Given human resources and capacity constraints, the HIV and Aids needs of most populations cannot be addressed through professional healthcare services alone. Healthcare workers in Asia do valuable work but are too often overstretched and in short supply, meaning many remote or hard to reach communities either wait for help or simply go without.

But HIV awareness, counselling and testing can be also be performed by lay community members. Therefore shifting basic HIV related tasks to trained teams of local community health workers, including health volunteers from local organisations such as the Red Cross Red Crescent, can ensure higher rates of testing, treatment and adherence, thus containing the spread of the disease in communities which currently lack adequate HIV services.

In terms of economics, it is much more cost-effective to treat infected individuals earlier rather than later. Therefore, scaling up community-led testing and treatment services could potentially generate returns up to three times the initial investment and relieve the burden on ailing national health services

As an African woman, and one who comes from a community and family both affected and infected with HIV, I have seen first-hand the difference that community care and support can make in the life of an individual and the larger community.

By including local people such as Laxmi in community health and HIV support work, sex workers and other vulnerable groups are more likely to come forward for testing and treatment. Despite the goodwill of doctors and nurses, in certain environments the overarching fear of officialdom, judgement or even criminal punishment can discourage people such a sex workers from coming to health clinics for sexual health services and HIV testing. A local face, with the trust and understanding of the community, could ultimately be the solution to breaking down non-clinical barriers such as stigma, fear and discrimination.

The removal of repressive legal, social and economic barriers that reinforce discriminatory laws and stigmatising practices and prevent equitable access to vital HIV-related services for sex workers and other vulnerable populations at higher risk of HIV will be a fundamental aspect of discussions during this week’s 2014 International Aids Conference in Melbourne.

In Melbourne, volunteer-based organisations such as the IFRC will also be calling upon governments to recognise, support and protect community health volunteers and their valuable role in HIV prevention and awareness. The Red Cross Red Crescent has over 17-million volunteers worldwide, many of who are on the raw and difficult frontlines of the HIV response in some of the world’s most troubled and impoverished communities.
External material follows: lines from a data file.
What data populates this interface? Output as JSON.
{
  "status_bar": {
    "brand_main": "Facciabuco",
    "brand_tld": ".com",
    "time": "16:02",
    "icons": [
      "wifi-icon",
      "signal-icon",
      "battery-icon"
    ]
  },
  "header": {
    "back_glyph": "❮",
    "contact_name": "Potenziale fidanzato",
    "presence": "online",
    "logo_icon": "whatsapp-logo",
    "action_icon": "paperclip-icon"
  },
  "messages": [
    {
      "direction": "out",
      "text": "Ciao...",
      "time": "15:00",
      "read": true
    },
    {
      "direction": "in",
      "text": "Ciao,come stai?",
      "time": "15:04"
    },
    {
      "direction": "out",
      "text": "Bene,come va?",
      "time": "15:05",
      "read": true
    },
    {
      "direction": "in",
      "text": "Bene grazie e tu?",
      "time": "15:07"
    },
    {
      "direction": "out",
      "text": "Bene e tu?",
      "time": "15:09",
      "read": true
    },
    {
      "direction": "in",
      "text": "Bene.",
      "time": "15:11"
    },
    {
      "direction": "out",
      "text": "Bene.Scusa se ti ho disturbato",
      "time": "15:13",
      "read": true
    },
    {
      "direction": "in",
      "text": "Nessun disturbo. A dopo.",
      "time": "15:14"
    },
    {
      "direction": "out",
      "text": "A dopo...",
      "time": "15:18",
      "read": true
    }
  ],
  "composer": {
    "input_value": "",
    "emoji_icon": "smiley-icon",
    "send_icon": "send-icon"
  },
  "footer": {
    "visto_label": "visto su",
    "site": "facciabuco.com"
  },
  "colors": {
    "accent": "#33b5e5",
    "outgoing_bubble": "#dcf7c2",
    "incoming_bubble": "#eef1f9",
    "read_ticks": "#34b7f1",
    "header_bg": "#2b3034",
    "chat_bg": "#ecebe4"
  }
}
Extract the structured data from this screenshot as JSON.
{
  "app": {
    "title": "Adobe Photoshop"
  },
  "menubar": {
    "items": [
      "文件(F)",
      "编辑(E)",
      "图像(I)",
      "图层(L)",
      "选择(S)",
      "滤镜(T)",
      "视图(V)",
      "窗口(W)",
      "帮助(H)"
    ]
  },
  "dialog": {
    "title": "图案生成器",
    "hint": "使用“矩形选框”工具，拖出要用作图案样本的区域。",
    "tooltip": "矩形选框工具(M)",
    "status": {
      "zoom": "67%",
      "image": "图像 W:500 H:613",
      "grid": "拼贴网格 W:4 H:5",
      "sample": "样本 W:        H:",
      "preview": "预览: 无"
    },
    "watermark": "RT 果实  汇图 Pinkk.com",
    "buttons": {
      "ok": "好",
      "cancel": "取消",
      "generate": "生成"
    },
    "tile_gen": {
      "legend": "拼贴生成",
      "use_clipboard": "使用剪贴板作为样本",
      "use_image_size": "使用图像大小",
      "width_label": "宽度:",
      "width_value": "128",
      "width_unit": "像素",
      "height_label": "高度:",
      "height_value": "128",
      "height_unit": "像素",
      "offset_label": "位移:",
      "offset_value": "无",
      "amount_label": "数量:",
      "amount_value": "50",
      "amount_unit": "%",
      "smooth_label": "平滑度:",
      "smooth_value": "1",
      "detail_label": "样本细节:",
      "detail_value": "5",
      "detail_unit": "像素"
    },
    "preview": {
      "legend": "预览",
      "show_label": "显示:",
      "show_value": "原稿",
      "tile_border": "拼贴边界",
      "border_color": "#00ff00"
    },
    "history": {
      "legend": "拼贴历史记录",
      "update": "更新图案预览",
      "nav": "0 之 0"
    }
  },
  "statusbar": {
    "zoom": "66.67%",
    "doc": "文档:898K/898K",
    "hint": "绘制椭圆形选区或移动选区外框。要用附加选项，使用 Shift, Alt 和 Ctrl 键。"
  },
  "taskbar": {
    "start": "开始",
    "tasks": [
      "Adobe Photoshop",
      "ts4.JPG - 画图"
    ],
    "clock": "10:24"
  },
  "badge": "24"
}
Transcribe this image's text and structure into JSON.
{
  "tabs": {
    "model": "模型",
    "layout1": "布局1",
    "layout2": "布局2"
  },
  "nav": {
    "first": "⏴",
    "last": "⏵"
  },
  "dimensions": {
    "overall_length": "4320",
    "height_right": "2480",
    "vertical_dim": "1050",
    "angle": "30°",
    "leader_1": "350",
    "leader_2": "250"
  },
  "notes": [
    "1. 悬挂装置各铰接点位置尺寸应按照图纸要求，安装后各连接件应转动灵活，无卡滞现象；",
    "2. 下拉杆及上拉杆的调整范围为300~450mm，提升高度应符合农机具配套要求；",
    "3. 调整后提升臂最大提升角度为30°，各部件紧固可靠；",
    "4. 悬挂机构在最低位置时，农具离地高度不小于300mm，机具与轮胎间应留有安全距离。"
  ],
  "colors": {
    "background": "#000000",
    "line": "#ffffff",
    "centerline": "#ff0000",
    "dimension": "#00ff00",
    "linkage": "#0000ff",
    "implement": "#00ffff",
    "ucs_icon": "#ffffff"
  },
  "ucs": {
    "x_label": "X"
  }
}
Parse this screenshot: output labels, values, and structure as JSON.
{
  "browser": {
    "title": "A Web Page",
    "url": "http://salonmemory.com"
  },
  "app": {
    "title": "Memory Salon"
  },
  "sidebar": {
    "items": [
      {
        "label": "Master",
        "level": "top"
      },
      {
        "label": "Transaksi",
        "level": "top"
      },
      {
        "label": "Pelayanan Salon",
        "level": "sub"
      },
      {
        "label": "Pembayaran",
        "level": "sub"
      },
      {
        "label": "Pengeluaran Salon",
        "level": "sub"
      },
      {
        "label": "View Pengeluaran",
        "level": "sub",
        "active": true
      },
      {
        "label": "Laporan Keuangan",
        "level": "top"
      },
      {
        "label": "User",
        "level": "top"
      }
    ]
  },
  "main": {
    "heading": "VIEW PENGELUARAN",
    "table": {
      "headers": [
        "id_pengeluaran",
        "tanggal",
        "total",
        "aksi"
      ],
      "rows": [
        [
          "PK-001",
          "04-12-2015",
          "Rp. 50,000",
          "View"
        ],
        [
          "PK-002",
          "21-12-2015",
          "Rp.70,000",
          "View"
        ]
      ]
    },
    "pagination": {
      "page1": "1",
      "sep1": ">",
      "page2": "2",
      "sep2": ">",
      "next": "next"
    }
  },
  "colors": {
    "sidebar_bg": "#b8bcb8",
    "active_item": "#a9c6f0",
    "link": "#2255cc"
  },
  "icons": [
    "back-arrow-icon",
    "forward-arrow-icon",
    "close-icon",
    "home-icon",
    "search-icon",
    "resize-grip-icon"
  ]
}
The goodwill, determination and ambition of the community health workforce, including health volunteers, should be managed and developed and not simply exploited as a form of cheap labour. Governments and partners need to do more to capitalise on the intimate local knowledge, the dedication and untapped skills of communities and community-led organisations and ensure their presence is taken seriously as part of the global HIV solution.


Dr Tonya Nyagiro is head of the HIV and TB Unit at the International Federation of Red Cross and Red Crescent Societies (IFRC).